4.3.2 Moyens des institutions

Plusieurs points évoqués (dispersion des fratries, manque de préparation des visites, difficultés d’évaluation du lien etc.) renvoient en partie aux moyens des institutions. Des institutions expliquent qu’elles manquent de moyens pour remplir leur mission de maintien du lien. Des professionnels et des familles ajoutent que ce sont les familles qui pâtissent en définitive de ce manque de moyens. Plusieurs participants estiment que le soutien du lien est aussi une question de regard, de volonté, d’organisation et de créativité . Un directeur de SAAE explique ainsi chercher des petites solutions au quotidien, face aux difficultés pour maintenir le lien et cela malgré le manque de moyens , par exemple, en conduisant lui-même les parents à la gare.

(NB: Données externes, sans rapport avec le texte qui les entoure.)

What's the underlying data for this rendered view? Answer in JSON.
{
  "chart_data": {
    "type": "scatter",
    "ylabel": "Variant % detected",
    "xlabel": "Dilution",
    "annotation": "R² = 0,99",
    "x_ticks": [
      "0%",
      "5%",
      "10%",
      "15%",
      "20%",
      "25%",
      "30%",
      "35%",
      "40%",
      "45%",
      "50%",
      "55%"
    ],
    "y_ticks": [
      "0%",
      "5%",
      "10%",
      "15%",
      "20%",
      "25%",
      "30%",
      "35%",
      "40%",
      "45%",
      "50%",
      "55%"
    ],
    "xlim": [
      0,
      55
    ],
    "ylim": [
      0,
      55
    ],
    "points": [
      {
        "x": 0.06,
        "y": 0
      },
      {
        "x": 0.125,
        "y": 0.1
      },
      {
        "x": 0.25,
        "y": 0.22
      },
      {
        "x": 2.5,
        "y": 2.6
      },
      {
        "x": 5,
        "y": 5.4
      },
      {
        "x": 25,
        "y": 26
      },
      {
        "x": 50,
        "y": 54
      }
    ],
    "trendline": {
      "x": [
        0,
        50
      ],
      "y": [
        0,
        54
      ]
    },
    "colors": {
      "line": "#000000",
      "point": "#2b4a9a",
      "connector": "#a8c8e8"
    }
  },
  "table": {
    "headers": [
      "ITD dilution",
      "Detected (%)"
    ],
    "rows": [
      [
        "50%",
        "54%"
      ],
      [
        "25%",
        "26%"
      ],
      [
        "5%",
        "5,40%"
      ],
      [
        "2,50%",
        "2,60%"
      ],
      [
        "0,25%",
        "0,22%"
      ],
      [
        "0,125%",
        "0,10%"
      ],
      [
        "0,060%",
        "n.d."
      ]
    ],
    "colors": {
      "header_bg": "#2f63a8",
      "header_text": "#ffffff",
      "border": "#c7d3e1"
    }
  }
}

Les moyens sont compris dans un sens large : des participants évoquent les moyens en personnel, d’autres les locaux, d’autres encore la marge de manœuvre des institutions. Plusieurs participants s’inquiètent du manque de moyens en amont du placement : une déléguée explique que dans son arrondissement, les délais d’attente pour un accompagnement par un SAIE sont d’approximativement seize mois, temps durant lequel la situation continue à se dégrader au point d’aboutir à une décision de placement. Faute de moyens pour agir en amont, l’Aide à la jeunesse est souvent perçue par les familles comme un organe de sanction plus que d’aide.

Une famille donne l’exemple d’une maman qui a été aidée par le SAJ lorsqu’elle était en difficulté avec un de ses enfants. L’enfant a été mis en internat, c’est le SAJ qui a pris les frais à sa charge. « Le choix de l’internat a permis à la maman de ne pas être jugée ni condamnée, mais au contraire d’être soutenue par l’équipe éducative et par la déléguée du SAJ » et de continuer à voir son enfant pendant les week-ends et les vacances. Des participants ajoutent que le coût financier de l’internat est fort probablement inférieur à celui du placement31.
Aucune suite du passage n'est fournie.